Maximilian Villeneuve schaukelte in seinem Büro, das die Stadt überblickte, auf den Fersen und grinste. Er schwenkte Bourbon in seinem Kristallglas und betrachtete die Lichter der Stadt, die am späten Abend aufleuchteten.
Er warf einen Blick über die Schulter, als seine Assistentin einmal klopfte und den Raum betrat.
„Herr Villeneuve, der letzte Bericht, den Sie angefordert haben, wurde an Ihre E-Mail gesendet. Ich mache jetzt Feierabend.“
„Danke, Peaches“, in seiner Meinung nach ein seltsamer Name für eine Frau, besonders eine, die keine Stripperin war, aber angesichts seines Geschäftsbereichs passte es.

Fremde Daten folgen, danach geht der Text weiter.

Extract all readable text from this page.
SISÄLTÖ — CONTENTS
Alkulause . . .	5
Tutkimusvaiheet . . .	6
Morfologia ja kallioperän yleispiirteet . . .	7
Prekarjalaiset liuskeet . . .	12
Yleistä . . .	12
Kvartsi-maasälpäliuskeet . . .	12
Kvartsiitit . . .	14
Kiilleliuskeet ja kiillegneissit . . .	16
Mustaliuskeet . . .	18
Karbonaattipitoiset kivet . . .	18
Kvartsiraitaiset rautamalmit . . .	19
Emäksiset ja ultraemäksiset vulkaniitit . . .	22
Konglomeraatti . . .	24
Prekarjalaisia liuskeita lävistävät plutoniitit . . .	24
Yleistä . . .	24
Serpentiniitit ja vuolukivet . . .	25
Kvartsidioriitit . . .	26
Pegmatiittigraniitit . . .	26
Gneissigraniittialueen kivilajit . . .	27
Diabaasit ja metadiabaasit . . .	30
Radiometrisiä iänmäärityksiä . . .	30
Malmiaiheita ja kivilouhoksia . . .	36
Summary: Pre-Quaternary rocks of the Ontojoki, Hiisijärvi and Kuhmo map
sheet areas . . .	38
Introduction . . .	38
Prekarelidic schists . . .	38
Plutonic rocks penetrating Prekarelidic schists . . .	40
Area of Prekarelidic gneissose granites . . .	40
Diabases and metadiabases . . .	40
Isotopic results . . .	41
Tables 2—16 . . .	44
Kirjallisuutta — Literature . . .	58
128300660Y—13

Gerade als sie sein Büro verließ und die Tür leise hinter sich schloss, klingelte sein Handy. Er lächelte bei dem Namen auf dem Display: „Hallo, Papa.“
„Hallo Max.“ Die Stimme seines Vaters lächelte. „Wie war dein Tag?“
„Geschäftig.“
„Hast du es geschafft, dein Geschäftsvorhaben abzuschließen?“
Er hatte erfolgreich einen Konkurrenten übernommen und den Deal am Nachmittag abgeschlossen. „Ja. Ich habe erreicht, was ich mir vorgenommen hatte.“
„Deine Mutter hat heute den Artikel über dich in der GQ gelesen. Sie war entsetzt.“
Er lachte auf. „Es war nicht meine Absicht. Ich werde mich natürlich bei ihr entschuldigen.“
„Musstest du deinem Interviewer in der Highschool erzählen, dass du zufällig auf ihren Vibrator gestoßen bist und erkannt hast, dass scharfe, spitze Gegenstände niemals in die Nähe einer v****a gehören sollten?“
„Papa, sie besaß einen altmodischen batteriebetriebenen, der gerade war. Es gab keine Kurven oder Biegungen. Es war nicht anatomisch korrekt. Sie sollte sich nicht schämen. s*x ist eine normale biologische Aktivität und Vergnügen ist wichtig für –“
„Hör auf!“, sein Vater unterbrach ihn lachend. „Ich diskutiere nicht die Sexualität deiner Mutter mit dir. Du hast der Welt ihre Verwendung von Dildos verraten, und sie will deinen Kopf auf einem Silbertablett. Wenn du weiter so mit mir redest, halte ich das Tablett für sie, während sie ihr Tranchiermesser schwingt.“
Er lachte über die Worte seines Vaters. „Fair genug. Ich werde mich entschuldigen und ihr einen Geschenkkorb schicken.“
„Keinen Geschenkkorb von deinem Unternehmen.“
Das Entsetzen in der Stimme seines Vaters brachte ihn zum Lachen.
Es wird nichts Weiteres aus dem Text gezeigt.